The crude oil prices are daily breaking record prices and for the many oil importing countries especially in Africa are at the receiving end of the spillover effects. Such as high cost of doing business and rising inflation which is detrimental to their economies. It defeats economic logic that African countries import oil from outside the continent, spending huge funds on transportation despite having neighbouring oil producing countries. The oil producing African countries should consider prioritising African nations for their exports to ensure that the continent is oil secure and the economies are thriving. Where possible, a differentiated preferential price which should be lower than the global price should be considered to ensure affordability and support to African nations.

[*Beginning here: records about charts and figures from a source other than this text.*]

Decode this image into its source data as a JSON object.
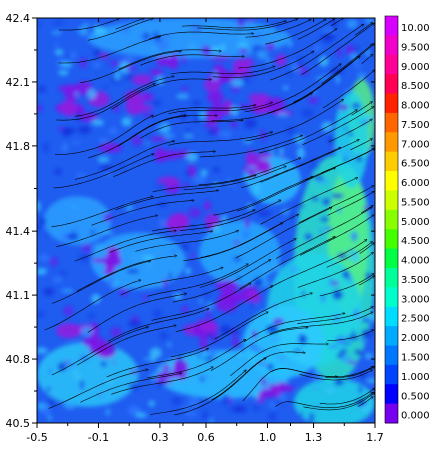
{
  "chart_data": {
    "type": "heatmap",
    "overlay": "streamlines",
    "x_ticks": [
      "-0.5",
      "-0.1",
      "0.3",
      "0.6",
      "1.0",
      "1.3",
      "1.7"
    ],
    "x_tick_values": [
      -0.5,
      -0.1,
      0.3,
      0.6,
      1.0,
      1.3,
      1.7
    ],
    "y_ticks": [
      "40.5",
      "40.8",
      "41.1",
      "41.4",
      "41.8",
      "42.1",
      "42.4"
    ],
    "y_tick_values": [
      40.5,
      40.8,
      41.1,
      41.4,
      41.8,
      42.1,
      42.4
    ],
    "xlim": [
      -0.5,
      1.7
    ],
    "ylim": [
      40.5,
      42.4
    ],
    "colorbar": {
      "labels": [
        "10.00",
        "9.500",
        "9.000",
        "8.500",
        "8.000",
        "7.500",
        "7.000",
        "6.500",
        "6.000",
        "5.500",
        "5.000",
        "4.500",
        "4.000",
        "3.500",
        "3.000",
        "2.500",
        "2.000",
        "1.500",
        "1.000",
        "0.500",
        "0.000"
      ],
      "colors": [
        "#d700ff",
        "#f000c8",
        "#ff0096",
        "#ff0055",
        "#ff2200",
        "#ff6600",
        "#ff9900",
        "#ffcc00",
        "#ffff00",
        "#ccff00",
        "#88ff00",
        "#44ff00",
        "#00ff44",
        "#00ff99",
        "#00ffcc",
        "#00ddff",
        "#00aaff",
        "#0077ff",
        "#0044ff",
        "#0000ff",
        "#7700ee"
      ]
    },
    "grid": false
  }
}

The implementation of the Africa Continental free trade area, which has been envisioned as a game changer in African trade, has stalled with frequent postponements to actualisation. The current European conflict should be viewed as a catalyst for trade reorganisation in Africa and ACFTA implementation. This is because the crisis has indeed created a gap in trade and there is no guarantee that African nations could be prioritised in importing from the European countries that also have pressing needs. Self-sustenance in intra-Africa trade should be the target because, decades after independence, Africans cannot forever be dependants. Who are vulnerable to external factors which do not directly concern them.
While the conflict has devastating effects on some countries, it actually creates an opportunity for others. The identification of the comparative advantage that nations have in either current production or potential production is what should preoccupy those not participating in the physical fight. The current capacity in most African countries to manufacture products may not be able to compete with developed countries that have advanced technology. But in terms of primary produce, African nations have huge unexploited potentials.
Each country should introspect, organise its people and resources in targeting the global market. This is a matter of expanding what is already being produced and organising smaller businesses in bundling their produce. Working out strategies that will see individual countries to be a solution to a looming global crisis and benefit their nations in the process. If the opportunity is well taken and African nations stand out as solution providers, it could be a turning point for them to recover from indebtedness and economic challenges they have perpetually faced.
The looming crisis could just be a test to examine the capability of developing countries to switch from being dependents to being solution providers. The focus should not be on the current investment costs to be incurred. But rather the benefits that have potential to erase economic challenges when potential is exploited and opportunities seized.